- Greg Grunberg as Eric Weiss
- First appearance: "Truth Be Told" (episode 1.01)
- Last appearance: "S.O.S." (episode 5.10)
- Portrayed by: Greg Grunberg

In-universe information
- Alias: Retriever
- Gender: Male
- Title: Agent Eric Weiss
- Occupation: NSC Covert Operations Coordinator APO field agent CIA field agent
- Relatives: Unnamed brother (Mentioned in 3.06)
- Nationality: American

= Eric Weiss =

Eric Weiss is a fictional character, played by Greg Grunberg, from the television series Alias. He is one of Sydney Bristow's CIA co-workers.

==Character biography==
Eric Weiss was a field agent at the CIA. He is a friend of most of the people at the CIA and often gives advice to the other characters, as an outside observer to all of the personal goings-on at the CIA. Weiss has a wry and sarcastic sense of humor which often comes out in his observations. He often walks into or defuses tense situations between Sydney and Vaughn. He is a descendant of Harry Houdini (whose real name was Ehrich Weiss [or Weisz]).

He initially served as a humorous foil and sounding board for Michael Vaughn in the first season, but with the integration of the former members of SD-6 and the CIA, he gives advice to many of the other characters, including Sydney and Marshall Flinkman.

When Marshall's fiancée, Carrie Bowman, went into labor at CIA headquarters, she insisted on being married before the baby was born. Marshall quickly accessed the website for the dubious "Internet Church of Mammals" and obtained for Weiss the post of "Exalted Minister", which allowed him to officiate at the impromptu wedding.

Weiss has played ice hockey in goal against Vaughn but really seems to like bowling (4.05 Liberty Village) because of the cheesy disco music, glow in the dark pins and all you can eat hot dogs after ten. He loves food, Sydney once commented the looked great and he said he'd given up all the food he enjoyed.

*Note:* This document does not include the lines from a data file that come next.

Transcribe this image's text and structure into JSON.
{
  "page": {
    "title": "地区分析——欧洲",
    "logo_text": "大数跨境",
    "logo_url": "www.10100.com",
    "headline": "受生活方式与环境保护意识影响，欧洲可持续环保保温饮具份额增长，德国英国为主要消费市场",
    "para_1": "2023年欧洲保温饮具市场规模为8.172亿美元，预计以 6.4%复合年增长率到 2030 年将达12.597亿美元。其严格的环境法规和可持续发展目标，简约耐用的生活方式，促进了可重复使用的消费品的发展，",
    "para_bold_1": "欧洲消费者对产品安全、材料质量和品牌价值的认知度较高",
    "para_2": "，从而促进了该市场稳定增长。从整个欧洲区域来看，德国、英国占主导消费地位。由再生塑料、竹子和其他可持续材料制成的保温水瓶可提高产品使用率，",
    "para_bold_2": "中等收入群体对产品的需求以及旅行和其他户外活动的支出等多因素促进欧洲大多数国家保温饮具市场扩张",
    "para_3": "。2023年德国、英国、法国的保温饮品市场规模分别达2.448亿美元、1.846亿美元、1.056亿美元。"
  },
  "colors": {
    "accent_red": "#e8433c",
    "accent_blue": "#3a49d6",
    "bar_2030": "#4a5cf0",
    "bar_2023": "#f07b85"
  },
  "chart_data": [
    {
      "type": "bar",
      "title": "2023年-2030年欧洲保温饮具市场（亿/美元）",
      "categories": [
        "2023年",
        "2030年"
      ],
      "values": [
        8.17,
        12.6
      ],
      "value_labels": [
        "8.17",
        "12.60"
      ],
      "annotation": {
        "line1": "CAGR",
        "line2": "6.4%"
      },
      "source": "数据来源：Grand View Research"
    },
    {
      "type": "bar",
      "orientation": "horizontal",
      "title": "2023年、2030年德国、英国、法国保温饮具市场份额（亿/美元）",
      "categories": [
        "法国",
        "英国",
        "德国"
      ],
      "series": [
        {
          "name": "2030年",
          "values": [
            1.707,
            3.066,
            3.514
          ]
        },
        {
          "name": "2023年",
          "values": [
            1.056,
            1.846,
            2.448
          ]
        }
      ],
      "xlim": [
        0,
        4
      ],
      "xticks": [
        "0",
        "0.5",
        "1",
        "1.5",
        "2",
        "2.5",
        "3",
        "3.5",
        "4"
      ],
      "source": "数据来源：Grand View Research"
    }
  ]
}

Weiss was the only member of Sydney's CIA "family" who wasn't recruited into the black-ops division of the CIA, dubbed "APO," at the start of the fourth season, but this was soon rectified when he learned of the existence of APO during a mission in the third episode of the season.

Although there was the potential of a relationship beginning with Sydney Bristow during the third season, nothing developed. They were just good friends, Weiss gave Sydney a third edition Alice in Wonderland to try to make up for the loss of all her stuff in her apartment fire at the end of the second season. At the start of the fourth season, Weiss began a relationship with Sydney's half-sister, Nadia Santos. In the second episode of season 4, upon meeting Nadia for the first time, he introduced himself as 38 and single.

In the second episode of the fifth season: "...1..." Eric Weiss was offered a job coordinating covert operations for the NSC, which was only a "few steps from the President"; at the end of the episode Weiss accepted the promotion and left the series. The character returned one final time in "S.O.S." when he used his high ranking position to extract a team of APO agents who had infiltrated CIA headquarters in Langley, Virginia.

In one episode he is heard speaking Dutch while on the telephone. He also speaks Spanish, French, and Russian but not as well as other field agents.